As I am doing this entry, my daughter Aqeelah is battling with anxiety as she approaches the school’s compound to get her SPM result. She and many like her all across Malaysia will see their fate today; whether they can proceed to a higher level education or not. For us in Malaysia , SPM is everything; it represents the future of our kids. If one fails to get good results in SPM a girl might as well find a man and get pregnant; and for boys would never go out to ask her girl for marriage until he gets a job in a nearby factory. I mean the certificate really dictates the way you will lead your life. So that’s why most of us have become so exam-oriented and certificate-madness-social-structured society. Everything must be certified and approved. We hang all sort of certificates on the wall to prove that we are real and truthful as claimed. Even children in the kindergarten will get certificates for whatever they have finished doing—reading, writing, running etc. I don’t know where this entry is going but I am quite fed up with people trying to do something and get a cert to prove it all. Can’t we just make do with whatever we can produce, the skills that we have with the best of our ability. There is no need for extensive certificates to prove everything. But sadly that is how the things are in the world we are living in; and have been like that for hundred of years since the British opened up the first school in Malaysia. Those who were “successful”—pass the stupid exam—would lead a good life with a good job and big house. My late father, for example, he did not proceed through the British school…(or known as The White Man’s school)..so life was quite difficult for him. But during that time it was more due to the poverty rather than a choice. He moved to town(Pasir Mas from Kg Tendong Sungai), got a job and married Mum.

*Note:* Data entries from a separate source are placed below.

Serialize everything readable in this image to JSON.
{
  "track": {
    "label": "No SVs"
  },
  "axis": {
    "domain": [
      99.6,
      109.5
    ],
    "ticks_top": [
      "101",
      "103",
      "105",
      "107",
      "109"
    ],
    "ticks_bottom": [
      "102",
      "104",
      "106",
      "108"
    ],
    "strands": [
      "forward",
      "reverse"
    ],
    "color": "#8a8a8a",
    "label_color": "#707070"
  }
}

My grandmother Mak Jah and I, seen here after her return from Mecca. She was a rich lady back then; owned several houses and plots of land. I never knew my grandfather. Grandma lived a long and illustrious life as a rich widow; she died a few years ago at my house hopelessly poor and lonely.
Without proper certificate, what else could he live on other than an odd job like a coolie at a train station. That was the train station in Pasir Mas, Kelantan He would lift anything that came by the train and put them into the godown(gudang) or on a waiting lorry. A job definitely for the poor unsuccessful lads. He would come home with a few ringgit and some food for the twelve of us . Everyday for the rest of his working life. He passed away some years ago. May he rest in peace.
I guess he learnt the lesson well and told us to go to school and study hard. I have nothing for you all, he once said during the meal, so better do well in school if you do not want to end up like me. At that time I did not understand; I felt it’s nothing wrong with what father had been doing. I could eat, grow up and play like everyone else. Maybe a TV or radio would be better as we did not have them to watch my favorites like Giant Robot or Ultraman. Father worked hard as I remember him and we never complained being bored at home or anything like that. We had each other to play , fight and kick-ass with; the twelve of us, yes twelve, and I still have them all today living and working some where in Malaysia. The only thing is that now I wish things could be different. But fate has it its way and I should be grateful for things have turned out to be alright after all.
Fortunately, my father took care of our study quite well. I remember him sitting by me, after a long day at work, making sure I was studying and doing my homework under the “pelita ayan” (that small oil lamp) way into the night. Four of us including myself were fortunate enough to be offered places at boarding schools. That was the point and time when I started to be “adopted” and living in hostels; I was eleven years old. After secondary school , they sent me to the United States and then later to the UK. Until today I still wonder what would happen to me if I were still at the kampung and running around trying to get something good out of me. I would probably end up doing the same odd jobs at the train station.
>>>Alhamdulillah, Aqeelah got 10As in her SPM. Excellent indeed.